A psychologist who talked to me about this today commented that just being the DSM does not in itself mean it is a “mental illness.” The DSM includes things which are not mental illnesses, such as brain/cognition/affect disfunctions. These range from head trauma to substance tolerance to reading disorders to relationship issues to mental health issues.

And what is the level of similarity needed? What percentage, or what regions, must be similar in order for an assessment of an M2F brain to yield support for a claim of similarity to an XX brain?

It’s your opinion he looked at it without bias. My opinion is he was overly pessimistic. I offered 18 citations in a post up above which provide support for my opinion.

Transsexuals may or may not [del]be mentally ill[/del] have a less than fully accurate model of reality inside their heads.

In my experience a rather formidable number of non-transsexual people are pretty badly twisted in the heads when it comes to gender, sex, morphology, and sexuality, and a good portion of what they consider to be inviolably true about gender and sex is less than fully accurate by an even larger margin.

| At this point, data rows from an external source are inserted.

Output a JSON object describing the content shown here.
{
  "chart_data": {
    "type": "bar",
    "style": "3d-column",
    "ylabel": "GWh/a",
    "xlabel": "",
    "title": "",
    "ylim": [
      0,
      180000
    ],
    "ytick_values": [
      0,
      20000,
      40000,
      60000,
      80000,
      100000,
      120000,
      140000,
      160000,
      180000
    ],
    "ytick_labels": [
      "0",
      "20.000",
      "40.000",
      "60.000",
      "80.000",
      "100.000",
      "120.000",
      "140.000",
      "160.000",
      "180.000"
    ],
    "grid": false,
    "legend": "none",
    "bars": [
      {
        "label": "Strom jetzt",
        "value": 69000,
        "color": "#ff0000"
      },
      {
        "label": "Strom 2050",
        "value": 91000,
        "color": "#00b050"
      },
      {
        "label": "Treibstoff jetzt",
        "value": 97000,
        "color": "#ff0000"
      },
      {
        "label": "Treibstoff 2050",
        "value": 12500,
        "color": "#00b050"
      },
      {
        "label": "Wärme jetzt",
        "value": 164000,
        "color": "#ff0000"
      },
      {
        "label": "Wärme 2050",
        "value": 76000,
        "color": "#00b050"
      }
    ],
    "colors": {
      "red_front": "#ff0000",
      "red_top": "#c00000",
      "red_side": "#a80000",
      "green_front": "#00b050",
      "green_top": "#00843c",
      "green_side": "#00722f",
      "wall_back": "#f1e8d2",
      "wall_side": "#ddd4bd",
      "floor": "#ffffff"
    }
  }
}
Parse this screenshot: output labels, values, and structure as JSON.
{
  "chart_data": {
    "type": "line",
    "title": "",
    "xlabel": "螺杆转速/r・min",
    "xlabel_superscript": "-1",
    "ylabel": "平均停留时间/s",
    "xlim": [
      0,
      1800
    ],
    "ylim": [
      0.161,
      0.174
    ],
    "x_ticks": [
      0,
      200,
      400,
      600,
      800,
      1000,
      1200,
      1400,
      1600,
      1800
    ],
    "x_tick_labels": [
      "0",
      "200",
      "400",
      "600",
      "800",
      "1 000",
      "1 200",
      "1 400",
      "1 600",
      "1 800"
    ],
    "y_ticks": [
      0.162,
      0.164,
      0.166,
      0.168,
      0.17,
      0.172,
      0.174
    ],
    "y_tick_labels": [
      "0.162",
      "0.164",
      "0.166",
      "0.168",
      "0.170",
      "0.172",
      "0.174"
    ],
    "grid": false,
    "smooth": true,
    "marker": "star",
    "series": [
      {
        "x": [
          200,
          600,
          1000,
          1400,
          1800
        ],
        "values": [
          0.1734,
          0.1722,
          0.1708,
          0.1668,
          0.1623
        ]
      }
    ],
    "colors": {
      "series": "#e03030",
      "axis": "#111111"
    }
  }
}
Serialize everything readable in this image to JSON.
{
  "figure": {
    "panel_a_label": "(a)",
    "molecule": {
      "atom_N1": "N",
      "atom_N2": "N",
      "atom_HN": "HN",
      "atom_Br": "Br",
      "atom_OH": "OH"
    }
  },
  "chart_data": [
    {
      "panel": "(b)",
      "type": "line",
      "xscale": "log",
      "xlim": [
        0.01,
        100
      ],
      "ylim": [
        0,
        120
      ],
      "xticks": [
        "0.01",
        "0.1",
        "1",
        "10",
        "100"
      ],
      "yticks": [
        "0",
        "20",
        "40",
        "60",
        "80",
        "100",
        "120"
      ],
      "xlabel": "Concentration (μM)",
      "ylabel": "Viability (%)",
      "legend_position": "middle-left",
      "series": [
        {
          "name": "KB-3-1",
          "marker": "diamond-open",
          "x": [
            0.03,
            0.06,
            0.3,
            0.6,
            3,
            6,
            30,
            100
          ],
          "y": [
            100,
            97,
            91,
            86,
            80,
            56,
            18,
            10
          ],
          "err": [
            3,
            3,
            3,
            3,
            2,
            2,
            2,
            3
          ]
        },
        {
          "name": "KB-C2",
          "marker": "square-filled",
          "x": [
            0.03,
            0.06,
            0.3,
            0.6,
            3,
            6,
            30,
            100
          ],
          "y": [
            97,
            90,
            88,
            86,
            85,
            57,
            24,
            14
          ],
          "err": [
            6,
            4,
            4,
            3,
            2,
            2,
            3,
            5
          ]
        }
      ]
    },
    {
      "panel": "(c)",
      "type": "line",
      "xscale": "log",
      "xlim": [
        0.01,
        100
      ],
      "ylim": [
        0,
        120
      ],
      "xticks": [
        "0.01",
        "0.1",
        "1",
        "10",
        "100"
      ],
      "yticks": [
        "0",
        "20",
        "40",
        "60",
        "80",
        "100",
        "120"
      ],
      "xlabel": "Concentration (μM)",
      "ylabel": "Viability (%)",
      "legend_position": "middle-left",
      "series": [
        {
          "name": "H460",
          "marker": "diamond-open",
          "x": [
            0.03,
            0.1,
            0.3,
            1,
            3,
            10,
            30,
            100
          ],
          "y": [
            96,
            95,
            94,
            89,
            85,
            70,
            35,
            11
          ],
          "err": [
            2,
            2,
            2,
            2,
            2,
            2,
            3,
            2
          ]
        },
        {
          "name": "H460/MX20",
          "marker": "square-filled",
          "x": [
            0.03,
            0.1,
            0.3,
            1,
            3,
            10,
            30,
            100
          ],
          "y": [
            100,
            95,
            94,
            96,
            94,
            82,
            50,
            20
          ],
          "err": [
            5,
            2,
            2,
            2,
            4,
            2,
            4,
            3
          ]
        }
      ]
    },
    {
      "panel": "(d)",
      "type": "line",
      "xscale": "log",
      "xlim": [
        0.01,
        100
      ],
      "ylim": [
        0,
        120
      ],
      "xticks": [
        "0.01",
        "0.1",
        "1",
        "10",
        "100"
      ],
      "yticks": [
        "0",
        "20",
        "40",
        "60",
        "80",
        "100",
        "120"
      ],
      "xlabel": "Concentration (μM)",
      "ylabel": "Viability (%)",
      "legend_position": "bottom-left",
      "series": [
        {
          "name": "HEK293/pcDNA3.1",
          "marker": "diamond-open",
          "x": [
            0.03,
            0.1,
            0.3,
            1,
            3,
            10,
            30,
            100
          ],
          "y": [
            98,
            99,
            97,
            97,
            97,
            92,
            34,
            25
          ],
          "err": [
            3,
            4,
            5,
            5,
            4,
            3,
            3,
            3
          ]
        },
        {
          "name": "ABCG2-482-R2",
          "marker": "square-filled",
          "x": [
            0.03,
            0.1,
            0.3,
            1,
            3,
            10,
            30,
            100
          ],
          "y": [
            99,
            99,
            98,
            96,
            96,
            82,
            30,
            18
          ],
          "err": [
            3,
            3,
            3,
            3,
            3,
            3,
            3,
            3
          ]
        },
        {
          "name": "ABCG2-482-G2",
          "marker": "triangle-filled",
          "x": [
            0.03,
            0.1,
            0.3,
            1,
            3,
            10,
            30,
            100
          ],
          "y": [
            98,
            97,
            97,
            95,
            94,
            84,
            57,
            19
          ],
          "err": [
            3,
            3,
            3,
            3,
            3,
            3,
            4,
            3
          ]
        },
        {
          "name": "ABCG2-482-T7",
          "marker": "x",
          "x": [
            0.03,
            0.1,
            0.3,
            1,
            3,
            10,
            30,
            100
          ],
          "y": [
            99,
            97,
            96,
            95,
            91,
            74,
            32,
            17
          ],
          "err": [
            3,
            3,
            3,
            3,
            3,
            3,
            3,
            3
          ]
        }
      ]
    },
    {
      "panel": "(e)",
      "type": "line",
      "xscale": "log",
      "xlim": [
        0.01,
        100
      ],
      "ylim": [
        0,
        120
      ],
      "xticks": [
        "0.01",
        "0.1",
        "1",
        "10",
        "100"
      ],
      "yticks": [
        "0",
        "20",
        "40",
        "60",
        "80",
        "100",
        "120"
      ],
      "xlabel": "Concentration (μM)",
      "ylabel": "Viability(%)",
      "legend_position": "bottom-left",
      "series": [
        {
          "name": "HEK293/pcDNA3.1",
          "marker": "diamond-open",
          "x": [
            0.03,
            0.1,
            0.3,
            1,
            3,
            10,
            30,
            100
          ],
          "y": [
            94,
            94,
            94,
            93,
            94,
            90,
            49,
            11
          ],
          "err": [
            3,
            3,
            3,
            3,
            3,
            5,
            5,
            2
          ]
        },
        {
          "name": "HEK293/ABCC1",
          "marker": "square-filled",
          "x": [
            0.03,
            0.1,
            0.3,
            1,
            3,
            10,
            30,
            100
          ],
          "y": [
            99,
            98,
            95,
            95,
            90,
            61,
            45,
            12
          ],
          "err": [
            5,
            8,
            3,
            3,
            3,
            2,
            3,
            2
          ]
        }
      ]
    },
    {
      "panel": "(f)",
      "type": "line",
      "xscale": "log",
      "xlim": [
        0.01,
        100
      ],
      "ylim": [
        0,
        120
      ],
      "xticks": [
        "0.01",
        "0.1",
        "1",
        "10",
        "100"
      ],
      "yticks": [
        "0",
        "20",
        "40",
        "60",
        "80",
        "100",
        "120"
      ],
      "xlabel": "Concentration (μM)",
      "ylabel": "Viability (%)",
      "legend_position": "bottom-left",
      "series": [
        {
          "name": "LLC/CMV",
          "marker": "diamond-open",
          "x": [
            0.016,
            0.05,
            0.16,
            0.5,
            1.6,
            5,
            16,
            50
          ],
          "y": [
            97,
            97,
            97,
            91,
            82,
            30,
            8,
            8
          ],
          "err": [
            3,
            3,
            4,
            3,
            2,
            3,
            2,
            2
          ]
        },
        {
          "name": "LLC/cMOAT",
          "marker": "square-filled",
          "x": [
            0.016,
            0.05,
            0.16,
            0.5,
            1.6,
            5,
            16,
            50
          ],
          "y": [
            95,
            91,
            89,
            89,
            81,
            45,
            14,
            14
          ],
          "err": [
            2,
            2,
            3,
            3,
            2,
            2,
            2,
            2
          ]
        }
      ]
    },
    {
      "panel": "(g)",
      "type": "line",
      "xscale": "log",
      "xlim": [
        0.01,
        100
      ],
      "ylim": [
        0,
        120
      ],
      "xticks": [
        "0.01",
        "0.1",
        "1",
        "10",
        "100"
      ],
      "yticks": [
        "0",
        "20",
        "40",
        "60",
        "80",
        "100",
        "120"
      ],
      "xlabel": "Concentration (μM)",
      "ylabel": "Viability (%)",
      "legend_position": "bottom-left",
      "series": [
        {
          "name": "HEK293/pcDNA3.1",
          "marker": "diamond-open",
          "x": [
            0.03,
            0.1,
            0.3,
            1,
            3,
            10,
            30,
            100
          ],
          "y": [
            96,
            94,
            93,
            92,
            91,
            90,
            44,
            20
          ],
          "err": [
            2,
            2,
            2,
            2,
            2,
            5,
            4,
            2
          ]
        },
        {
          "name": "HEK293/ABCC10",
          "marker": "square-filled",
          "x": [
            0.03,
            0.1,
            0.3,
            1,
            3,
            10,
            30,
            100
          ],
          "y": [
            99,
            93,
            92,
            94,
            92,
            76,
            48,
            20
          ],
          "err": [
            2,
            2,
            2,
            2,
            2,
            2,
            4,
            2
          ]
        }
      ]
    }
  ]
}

On top of all the other considerations and issues, I’d like to point out that many people’s erotic sensibilities are such that they have an eroticized interest in seeing certain things about either themselves or their partner NOT as they necessarily objectively are but as desire and desirability demand that they be. “I am a person with male bits whose nature and preferences and personality and tastes are more akin to what you’d most often find among people with female bits” may not have the right emotional impact for them and how they need to feel about themselves as “I’m a woman” or even “I’m a seductress” or whatever.

I can’t relate firsthand to being truly at odds with the bodily plumbing itself, it’s just not where my experience lies. I’ll grant that sexual reassignment surgery is several steps more significant a body modification than what most people do to feel attractive and sexy and appropriately configured, but it’s not like no one does body mods. And it’s really NOT like chopping off your legs. It doesn’t create huge disabilities and deficits. There are lesbians who have their breasts removed NOT in order to transition to maleness but “just because”. Does that make THEM sick? How about breast implants?

You are presuming that gender is determined solely by physiological sexual development. That is an unwarranted presumption.

Gender is a mental construct; sex is a physical construct. When the two don’t match, who is to say that the physical one is right and the mental one is wrong?